I have been in touch with a few people whose children have only recently been diagnosed with autism and who were particularly upset by the article. In those early days you are dealing with so much; coming to terms with changed expectations, the knowledge that your child faces difficulties typically developing children don't, learning about disability and your child's rights and how to navigate the complex worlds of benefits and special education. Currently it is harder than ever as cuts and reduced services make everything such a battle and people are struggling to adapt and survive. These parents have not yet developed a thick skin like those of us well accustomed to the charlatans who use autism to advance their agendas. The quacks have no regard for how they will affect people living with autism or those who love them. It can come as a shock at first when you read about how awful your life is, how damaged your children, how they are to blame for all your problems- or, with retrogrades like Tony Humphreys, how you are to blame for all their problems.
This article was so bad though it even hurt many of us hardened old-timers. It hurt to hear a so-called professional get it so very wrong about our families, to slander us by claiming that instead of doing our best for our child/children with a neurological condition causing developmental delay, we caused it. And we caused it by failing at the one thing that matters most to us- our parenting. He tells the world that we are cold and unloving, that we seek help for our children to avoid our own issues.
Now having a disabled child certainly doesn't make anyone a perfect parent. I've witnessed some bad behaviour from the parents of autistic children in my time among the online autism communities. But we're just like any other set of people, we're fallible, some good some bad and most trying our best to be good enough.
By issuing an apology, The Irish Examiner could go some way towards making ammends to all the people they have hurt.
I wrote the following to the editor:
I wish to respond to the article "Core Connection" by Tony Humphreys and published on 3 February 2012.I have also contacted Professor Baron-Cohen to alert him to how his work has been twisted to fit Humphrey's notions.
This article author propagates damaging and discredited ideas of autism causation. It is accepted by all professionals of repute that autism is a neurological condition associated with developmental delay. It is not, despite what Tony Humphreys professes without evidence, the result of children "defending themselves against the absence of expressed love and affection and emotional receptivity." Blaming parents causes pain to people already struggling to raise their children in a time of cut-backs and reduced services. Parents of newly diagnosed children will be especially vulnerable to these outrageous and contemptuous accusations against them.
Tony Humphreys even goes so far as to assert that the very existence of autism is not a scientific fact, an utterly ridiculous assertion. He is no brave maverick going against the tide of received wisdom, he is a mere crank. The author is either courting controversy to sell books and gain more media exposure and is using your paper to promote himself, or he is setting himself up in a new career as a provocateur columnist. Either way, he and your paper, are trampling all over the families of autistic children.
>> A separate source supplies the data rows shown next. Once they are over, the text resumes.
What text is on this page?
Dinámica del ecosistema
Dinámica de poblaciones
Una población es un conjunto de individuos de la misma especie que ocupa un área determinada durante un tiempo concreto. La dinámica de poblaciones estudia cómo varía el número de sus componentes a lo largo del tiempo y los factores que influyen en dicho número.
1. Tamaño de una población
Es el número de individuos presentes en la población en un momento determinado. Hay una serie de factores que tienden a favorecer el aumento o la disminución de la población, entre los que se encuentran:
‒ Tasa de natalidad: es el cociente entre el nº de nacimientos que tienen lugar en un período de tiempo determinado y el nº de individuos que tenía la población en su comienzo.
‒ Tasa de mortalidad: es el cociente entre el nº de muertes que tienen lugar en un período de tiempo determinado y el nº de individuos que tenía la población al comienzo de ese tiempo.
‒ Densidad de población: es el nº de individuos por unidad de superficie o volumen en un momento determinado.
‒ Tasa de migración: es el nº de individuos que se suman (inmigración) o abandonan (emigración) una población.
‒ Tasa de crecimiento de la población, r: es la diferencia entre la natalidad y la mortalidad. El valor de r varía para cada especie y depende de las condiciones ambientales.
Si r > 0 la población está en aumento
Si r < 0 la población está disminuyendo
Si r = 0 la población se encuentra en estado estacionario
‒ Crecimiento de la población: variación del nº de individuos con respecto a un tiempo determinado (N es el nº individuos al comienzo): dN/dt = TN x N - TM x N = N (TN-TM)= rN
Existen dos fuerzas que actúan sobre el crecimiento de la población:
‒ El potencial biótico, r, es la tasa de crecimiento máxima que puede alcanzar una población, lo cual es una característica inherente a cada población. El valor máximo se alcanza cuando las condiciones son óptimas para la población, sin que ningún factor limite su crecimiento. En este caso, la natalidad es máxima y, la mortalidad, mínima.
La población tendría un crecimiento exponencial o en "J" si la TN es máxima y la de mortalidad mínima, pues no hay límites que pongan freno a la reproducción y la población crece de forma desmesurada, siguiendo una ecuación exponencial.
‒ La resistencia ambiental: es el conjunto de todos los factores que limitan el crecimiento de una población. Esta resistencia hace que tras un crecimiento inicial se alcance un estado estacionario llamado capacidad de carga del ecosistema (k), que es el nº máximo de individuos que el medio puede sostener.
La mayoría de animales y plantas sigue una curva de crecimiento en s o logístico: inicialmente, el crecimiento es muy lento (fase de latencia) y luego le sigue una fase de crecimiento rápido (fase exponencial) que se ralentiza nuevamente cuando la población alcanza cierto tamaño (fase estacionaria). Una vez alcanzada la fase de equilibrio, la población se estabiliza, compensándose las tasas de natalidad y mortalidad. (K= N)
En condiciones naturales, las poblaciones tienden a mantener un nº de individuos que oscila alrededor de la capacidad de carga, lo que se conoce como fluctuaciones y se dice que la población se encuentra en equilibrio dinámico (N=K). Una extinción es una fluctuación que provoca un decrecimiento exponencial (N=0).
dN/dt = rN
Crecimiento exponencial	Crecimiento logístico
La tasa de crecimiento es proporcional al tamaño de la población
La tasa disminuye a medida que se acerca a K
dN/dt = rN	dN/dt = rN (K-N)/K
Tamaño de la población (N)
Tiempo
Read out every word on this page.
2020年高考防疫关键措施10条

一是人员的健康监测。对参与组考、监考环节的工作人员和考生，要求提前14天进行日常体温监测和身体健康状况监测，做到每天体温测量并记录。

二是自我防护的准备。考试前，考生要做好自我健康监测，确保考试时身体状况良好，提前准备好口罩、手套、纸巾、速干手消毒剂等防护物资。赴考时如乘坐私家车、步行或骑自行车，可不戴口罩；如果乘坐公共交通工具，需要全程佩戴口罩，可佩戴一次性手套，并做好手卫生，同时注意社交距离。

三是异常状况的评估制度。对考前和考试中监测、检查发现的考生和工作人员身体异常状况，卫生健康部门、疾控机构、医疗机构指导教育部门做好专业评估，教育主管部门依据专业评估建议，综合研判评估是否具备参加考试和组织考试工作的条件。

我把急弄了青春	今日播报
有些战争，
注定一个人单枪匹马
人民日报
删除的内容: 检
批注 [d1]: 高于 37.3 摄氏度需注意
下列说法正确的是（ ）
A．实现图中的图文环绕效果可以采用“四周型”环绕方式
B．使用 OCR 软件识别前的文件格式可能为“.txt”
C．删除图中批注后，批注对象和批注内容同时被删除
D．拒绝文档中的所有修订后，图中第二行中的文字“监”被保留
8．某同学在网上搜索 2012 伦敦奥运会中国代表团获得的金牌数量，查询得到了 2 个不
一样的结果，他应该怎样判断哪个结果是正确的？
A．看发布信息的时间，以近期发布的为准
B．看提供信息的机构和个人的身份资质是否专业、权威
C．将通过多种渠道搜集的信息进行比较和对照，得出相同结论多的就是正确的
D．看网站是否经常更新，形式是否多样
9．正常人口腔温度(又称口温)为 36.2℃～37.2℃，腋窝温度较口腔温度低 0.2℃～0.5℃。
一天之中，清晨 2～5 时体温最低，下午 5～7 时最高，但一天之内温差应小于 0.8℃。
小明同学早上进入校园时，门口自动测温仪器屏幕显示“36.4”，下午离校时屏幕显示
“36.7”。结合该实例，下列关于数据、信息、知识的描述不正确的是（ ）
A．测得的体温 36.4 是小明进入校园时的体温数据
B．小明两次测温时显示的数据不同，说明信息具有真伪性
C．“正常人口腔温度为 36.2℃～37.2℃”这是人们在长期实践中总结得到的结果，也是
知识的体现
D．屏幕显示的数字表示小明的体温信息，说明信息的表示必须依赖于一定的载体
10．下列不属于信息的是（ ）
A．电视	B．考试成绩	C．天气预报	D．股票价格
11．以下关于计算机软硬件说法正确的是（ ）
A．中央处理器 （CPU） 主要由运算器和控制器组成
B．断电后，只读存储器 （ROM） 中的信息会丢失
I shall expect you to publish an apology and a full retraction of this article, and to give space to a proper autism professional to explain just how wrong Tony Humphreys was. I shall also expect to see the parents of autistic people given space to explain just how loving and close their families are.
I now think that Humphreys is hoping to not just promote himself and his book at the expense of autistic children, he is hoping to gain customers seeking to redress their failures as parents and fix their children. The biomedical quackery industry have seen parents willing to subject their children to all sorts of unproven and dangerous "therapies" when told it would lead to a cure. The psychoanalysts want some of that action. In order to sell their services, they have to convince enough parents that the cause of their children's autism is known and fixable.
What I fear now is seeing Tony Humphreys making a tour of TV and radio stations, promoting himself, his book and his ability to cure the children currently "misdiagnosed" as autistic. I hope the media will do the right thing and refrain from giving this man further publicity.